Migration Realities and Gotchas
Moving from AWS revealed hidden dependencies. Aurora PostgreSQL has subtle differences from Autonomous DB. S3 APIs differ from Oracle Object Storage. Network topology requires rethinking.
Specific issues I hit:
- Database connections: Oracle uses wallets, not connection strings. Solution: Environment-specific initialization scripts.
- Object storage: Different signing process for presigned URLs. Solution: Abstraction layer for storage operations.
- Monitoring: No CloudWatch equivalent. Solution: Self-hosted Grafana on free tier compute.
- Secrets management: No AWS Secrets Manager.

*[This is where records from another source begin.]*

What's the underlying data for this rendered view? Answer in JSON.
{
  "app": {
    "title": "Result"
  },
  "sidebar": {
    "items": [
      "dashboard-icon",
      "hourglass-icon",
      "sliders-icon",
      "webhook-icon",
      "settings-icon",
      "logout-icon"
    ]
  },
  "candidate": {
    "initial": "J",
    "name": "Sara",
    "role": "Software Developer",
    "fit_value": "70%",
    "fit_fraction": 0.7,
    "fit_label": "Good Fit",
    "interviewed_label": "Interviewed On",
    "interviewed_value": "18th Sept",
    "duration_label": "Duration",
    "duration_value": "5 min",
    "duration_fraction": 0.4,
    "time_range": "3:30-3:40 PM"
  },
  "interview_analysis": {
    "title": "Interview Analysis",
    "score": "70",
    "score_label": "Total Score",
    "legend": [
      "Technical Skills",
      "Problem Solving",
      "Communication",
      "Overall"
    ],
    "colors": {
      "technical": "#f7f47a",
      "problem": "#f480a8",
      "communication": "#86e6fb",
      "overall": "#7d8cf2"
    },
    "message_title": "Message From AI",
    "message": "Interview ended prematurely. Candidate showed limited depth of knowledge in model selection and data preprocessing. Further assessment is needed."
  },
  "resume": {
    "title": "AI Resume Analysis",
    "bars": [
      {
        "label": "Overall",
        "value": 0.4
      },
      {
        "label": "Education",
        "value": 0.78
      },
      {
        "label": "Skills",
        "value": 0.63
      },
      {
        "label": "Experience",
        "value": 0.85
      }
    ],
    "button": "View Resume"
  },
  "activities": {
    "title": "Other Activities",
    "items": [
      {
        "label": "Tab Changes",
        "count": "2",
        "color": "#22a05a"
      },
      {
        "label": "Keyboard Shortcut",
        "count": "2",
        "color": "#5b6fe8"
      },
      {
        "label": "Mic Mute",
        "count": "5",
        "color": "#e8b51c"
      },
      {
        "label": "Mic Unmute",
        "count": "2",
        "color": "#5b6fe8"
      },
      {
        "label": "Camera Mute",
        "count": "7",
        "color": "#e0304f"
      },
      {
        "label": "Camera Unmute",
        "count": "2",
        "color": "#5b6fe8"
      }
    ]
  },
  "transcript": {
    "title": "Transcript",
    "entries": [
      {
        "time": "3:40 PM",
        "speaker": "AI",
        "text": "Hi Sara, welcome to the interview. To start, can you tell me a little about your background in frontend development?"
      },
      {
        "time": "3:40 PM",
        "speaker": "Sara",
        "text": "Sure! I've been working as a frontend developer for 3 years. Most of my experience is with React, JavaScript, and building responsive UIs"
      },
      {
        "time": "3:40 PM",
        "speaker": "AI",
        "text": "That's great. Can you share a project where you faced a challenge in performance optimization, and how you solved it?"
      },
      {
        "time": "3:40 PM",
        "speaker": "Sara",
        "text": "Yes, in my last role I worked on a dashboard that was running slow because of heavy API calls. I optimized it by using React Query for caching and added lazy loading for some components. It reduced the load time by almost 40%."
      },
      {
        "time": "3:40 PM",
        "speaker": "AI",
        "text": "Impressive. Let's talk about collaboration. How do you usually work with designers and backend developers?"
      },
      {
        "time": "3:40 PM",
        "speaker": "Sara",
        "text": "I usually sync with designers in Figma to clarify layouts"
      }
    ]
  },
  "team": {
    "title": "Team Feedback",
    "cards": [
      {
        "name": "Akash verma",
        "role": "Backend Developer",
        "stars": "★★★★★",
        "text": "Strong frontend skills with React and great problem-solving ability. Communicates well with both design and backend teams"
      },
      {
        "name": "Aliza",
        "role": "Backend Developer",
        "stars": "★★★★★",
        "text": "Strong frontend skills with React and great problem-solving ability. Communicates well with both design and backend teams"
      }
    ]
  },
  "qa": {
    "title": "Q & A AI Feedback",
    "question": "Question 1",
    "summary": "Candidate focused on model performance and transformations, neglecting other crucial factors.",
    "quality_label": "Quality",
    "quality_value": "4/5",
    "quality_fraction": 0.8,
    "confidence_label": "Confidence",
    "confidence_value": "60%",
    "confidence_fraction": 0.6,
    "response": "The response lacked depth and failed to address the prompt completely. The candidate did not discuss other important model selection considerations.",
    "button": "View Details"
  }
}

Solution: Encrypted files in object storage, keys in environment variables.
The migration took 3 weeks of nights and weekends. Not seamless, but manageable.
When Free Tier Isn't Enough
Oracle Cloud free tier has hard limits. You'll hit them with:
- More than 1000 concurrent users
- Real-time video/audio processing
- Large model fine-tuning
- Multi-region deployment
My escape hatches:
- Groq for high-volume inference ($0.10/million tokens vs Claude's $3)
- Cloudflare R2 for blob storage overflow
- Hetzner boxes for GPU workloads
- Oracle paid tier only for specific overages
The free tier handles 80% of my workload. The remaining 20% costs $50/month across providers—still 70% less than pure AWS.
The Verdict After Six Months
Oracle Cloud free tier works for production agents if you embrace its constraints. It's not about the free resources—it's about forced architectural discipline. Limited compute means efficient code. Fixed database size means data lifecycle management. No managed services means understanding your stack.
My agents serve real customers, handle production load, and maintain 99.9% uptime (measured, not promised). The infrastructure cost: $0 for Oracle resources, ~$50/month for LLM APIs and overflow compute.
For developers building agent systems: try the Oracle Cloud free tier for a proof of concept. The worst case? You learn infrastructure patterns that work anywhere. Best case? You run production workloads without AWS bills.
The future isn't about unlimited resources. It's about doing more with less, and Oracle's free tier accidentally enforces that discipline.